Air drying of hardwoods

      Basic information, and where to find more of it, on air-drying green lumber. 1998.

by Professor Gene Wengert

Q.
The factory is using 30 m3 of hardwood per month. The types of hardwoods used are: teak, acajou, and iroco. Thickness varies from 30 to 80 mm.

Is there a method using open air drying to get the humidity of the wood from 60-65% down to 30%? They have about 4 to 5 months time for this part of the drying process. The relative air humidity in Togo is on average 70 to 80%. The air temperature during daytime is 35 to 40 degrees Celsius.

A.
Your question and comments have led me to believe that you are confusing moisture content of the wood and the relative humidity of the air. A RH of 80% (typical of islands) is equal to 16% MC; and 65% RH is 12% MC.

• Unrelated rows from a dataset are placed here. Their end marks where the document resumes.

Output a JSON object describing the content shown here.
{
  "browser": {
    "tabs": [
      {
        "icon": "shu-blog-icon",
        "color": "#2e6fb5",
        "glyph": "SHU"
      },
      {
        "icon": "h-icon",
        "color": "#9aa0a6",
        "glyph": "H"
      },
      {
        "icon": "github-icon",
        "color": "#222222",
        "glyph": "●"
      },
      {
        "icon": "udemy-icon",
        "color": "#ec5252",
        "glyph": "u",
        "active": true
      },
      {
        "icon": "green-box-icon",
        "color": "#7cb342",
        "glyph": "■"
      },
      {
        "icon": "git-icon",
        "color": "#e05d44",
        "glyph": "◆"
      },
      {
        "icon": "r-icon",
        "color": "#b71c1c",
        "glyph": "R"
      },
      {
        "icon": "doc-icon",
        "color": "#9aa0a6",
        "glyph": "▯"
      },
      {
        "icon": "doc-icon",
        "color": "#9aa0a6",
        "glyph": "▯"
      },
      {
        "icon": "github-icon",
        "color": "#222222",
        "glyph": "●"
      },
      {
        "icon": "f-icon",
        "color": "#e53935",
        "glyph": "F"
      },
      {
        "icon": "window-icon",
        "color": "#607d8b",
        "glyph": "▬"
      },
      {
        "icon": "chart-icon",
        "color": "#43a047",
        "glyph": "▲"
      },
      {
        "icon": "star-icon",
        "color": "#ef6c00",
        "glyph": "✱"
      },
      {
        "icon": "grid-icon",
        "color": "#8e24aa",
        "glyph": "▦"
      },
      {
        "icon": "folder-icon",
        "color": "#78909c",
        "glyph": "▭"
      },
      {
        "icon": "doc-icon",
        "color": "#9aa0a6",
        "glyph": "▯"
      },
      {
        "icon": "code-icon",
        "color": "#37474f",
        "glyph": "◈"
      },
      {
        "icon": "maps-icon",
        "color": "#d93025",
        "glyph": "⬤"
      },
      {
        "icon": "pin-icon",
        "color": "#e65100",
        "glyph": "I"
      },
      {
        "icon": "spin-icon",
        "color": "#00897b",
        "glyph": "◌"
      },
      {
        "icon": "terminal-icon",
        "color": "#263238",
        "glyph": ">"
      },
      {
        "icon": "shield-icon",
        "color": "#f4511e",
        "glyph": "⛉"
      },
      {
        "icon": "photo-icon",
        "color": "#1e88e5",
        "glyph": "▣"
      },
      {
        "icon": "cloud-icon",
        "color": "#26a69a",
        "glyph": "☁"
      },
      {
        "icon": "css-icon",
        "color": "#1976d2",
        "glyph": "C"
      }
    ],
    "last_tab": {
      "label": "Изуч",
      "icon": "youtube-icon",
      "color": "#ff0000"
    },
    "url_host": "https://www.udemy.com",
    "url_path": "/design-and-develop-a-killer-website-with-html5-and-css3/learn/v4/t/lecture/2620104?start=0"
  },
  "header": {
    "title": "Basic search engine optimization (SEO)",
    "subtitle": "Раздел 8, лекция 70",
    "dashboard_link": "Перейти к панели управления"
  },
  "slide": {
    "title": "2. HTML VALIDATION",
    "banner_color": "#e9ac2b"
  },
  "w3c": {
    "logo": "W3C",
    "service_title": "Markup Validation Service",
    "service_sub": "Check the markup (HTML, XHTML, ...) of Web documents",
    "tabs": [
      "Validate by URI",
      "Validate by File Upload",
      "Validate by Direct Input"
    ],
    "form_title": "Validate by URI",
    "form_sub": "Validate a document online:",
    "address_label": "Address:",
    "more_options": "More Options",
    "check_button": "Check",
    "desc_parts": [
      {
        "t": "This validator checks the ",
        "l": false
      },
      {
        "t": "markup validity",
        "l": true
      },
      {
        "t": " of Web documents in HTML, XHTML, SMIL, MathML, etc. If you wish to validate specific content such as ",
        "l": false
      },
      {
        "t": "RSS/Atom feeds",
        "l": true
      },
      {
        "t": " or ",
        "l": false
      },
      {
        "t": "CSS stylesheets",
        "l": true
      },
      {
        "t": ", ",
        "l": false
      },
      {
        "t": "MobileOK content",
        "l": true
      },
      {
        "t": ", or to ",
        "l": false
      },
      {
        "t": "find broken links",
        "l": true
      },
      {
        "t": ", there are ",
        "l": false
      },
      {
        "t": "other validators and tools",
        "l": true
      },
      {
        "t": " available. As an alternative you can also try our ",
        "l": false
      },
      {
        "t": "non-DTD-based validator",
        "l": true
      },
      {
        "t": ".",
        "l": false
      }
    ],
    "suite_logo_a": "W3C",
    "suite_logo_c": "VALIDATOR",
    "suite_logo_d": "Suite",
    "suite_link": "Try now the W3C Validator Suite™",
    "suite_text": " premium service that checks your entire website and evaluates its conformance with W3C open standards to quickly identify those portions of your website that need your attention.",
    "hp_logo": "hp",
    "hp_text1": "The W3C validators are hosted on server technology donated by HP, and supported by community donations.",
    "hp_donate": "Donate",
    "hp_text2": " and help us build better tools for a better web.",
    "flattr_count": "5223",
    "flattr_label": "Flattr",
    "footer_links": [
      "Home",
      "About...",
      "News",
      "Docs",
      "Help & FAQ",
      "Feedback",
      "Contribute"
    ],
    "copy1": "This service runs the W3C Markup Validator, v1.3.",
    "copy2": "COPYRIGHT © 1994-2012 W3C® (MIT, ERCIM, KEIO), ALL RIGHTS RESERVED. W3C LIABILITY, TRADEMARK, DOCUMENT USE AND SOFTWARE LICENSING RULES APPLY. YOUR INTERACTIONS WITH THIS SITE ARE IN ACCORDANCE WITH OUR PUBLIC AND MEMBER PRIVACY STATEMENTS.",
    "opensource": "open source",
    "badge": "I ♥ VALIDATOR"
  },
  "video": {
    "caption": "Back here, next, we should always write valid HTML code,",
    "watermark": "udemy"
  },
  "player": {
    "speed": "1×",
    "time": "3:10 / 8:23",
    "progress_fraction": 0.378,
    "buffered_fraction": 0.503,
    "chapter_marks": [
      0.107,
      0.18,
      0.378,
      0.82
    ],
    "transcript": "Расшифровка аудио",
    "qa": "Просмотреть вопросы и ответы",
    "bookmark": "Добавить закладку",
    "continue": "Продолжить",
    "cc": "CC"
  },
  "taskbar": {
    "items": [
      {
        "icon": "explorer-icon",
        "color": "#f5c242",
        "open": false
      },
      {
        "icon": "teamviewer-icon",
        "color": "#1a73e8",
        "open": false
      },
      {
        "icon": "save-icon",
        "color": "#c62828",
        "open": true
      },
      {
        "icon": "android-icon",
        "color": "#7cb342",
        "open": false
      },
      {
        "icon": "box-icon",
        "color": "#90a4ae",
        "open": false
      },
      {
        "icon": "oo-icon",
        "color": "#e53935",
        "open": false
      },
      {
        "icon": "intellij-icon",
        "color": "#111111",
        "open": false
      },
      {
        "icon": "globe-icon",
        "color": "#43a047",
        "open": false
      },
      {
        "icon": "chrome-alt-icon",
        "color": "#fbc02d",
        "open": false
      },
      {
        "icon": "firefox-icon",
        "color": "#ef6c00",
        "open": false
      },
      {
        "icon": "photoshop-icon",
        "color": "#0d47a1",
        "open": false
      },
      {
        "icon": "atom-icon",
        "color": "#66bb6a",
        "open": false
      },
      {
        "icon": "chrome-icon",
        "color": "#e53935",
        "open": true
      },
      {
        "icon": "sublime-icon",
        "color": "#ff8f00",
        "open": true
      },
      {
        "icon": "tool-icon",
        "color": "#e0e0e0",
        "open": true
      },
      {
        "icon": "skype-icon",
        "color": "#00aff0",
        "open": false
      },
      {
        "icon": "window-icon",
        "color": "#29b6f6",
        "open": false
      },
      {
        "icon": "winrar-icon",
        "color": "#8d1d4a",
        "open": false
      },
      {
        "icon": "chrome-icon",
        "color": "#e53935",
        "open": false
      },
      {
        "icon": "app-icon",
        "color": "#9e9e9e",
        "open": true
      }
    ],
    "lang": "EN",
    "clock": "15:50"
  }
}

Your question is about air drying being able to reduce the MC of wood down to 30% MC. Yes, standard air drying will reduce the MC to about 25% MC in several months (inch thick lumber) and over a long enough time period, eventually to 16% MC. The key is to keep the rain off the lumber. In the rain, the lumber will dry too slowly and be subject to mold, decay, warp, discoloration, and so on.

Does this help? There is an old publication from the US Department of Agriculture, Forest Products Lab about air drying. You might find the information helpful. It is out of print, but if you have access to the WWW, try to search for Powell's Book store in Portland, OR which has old used books about wood.

Professor Gene Wengert is Extension Specialist in Wood Processing at the Department of Forestry, University of Wisconsin-Madison.